Continuing with its tradition of politics-related suicides, the number of people who have ended their lives in the ongoing agitation for a separate Telangana state has gone up to 22. On the other hand, the chief of Telangana Rashtra Samiti (TRS) K Chandrasekhara Rao’s health (he is on a fast to press for separate statehood) has deteriorated. Time is running out fast and the Congress Government in New Delhi needs to act fast in order to avert a major crisis. With a noisy students’ agitation taking its own course, even Rao is not sure whether they will listen to him any longer. That is why he is keen that talks begin with the Centre over the issue. There is no U-turn for him now as he had once done after allying with the Congress in 2004. At this juncture when emotions are running so high, the students won’t forgive him if he calls off his fast without any assurance from the Congress High Command.

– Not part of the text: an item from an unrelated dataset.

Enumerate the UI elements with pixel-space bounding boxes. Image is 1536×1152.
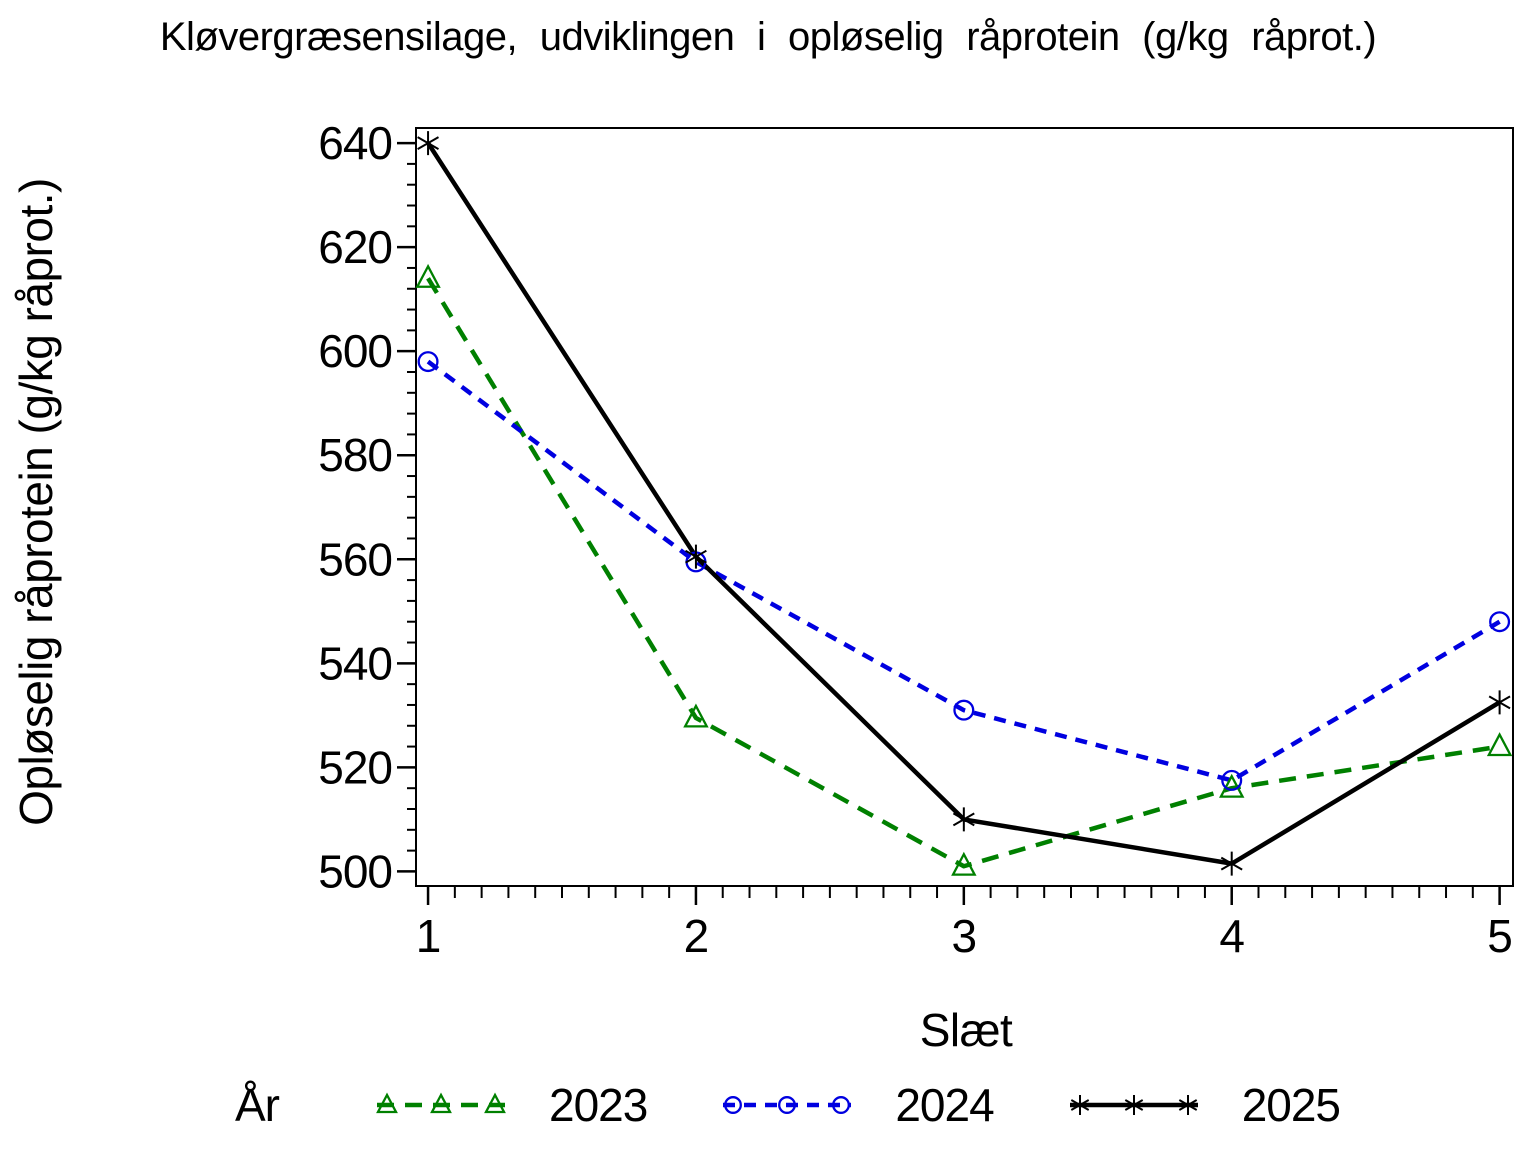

Since the Telangana separatist movement of 1960s, never have students been galvanised as much as they are now. As this is being written, the state government has sought Army deployment for controlling the situation on 10 December, when the students and TRS activists plan to storm the state Assembly. Earlier, the students had reacted angrily to Rao’s sudden decision of ending his fast after which he had to resume it once again. He then went on to blame the police for forcing him to break his fast. Now, his only hope is that the Congress invites him to Delhi to discuss the statehood issue. While this looks like it is sure to happen, it is not clear whether Rao will be offered anything concrete to take back. It seems that Rao has started something which he is no longer in control of.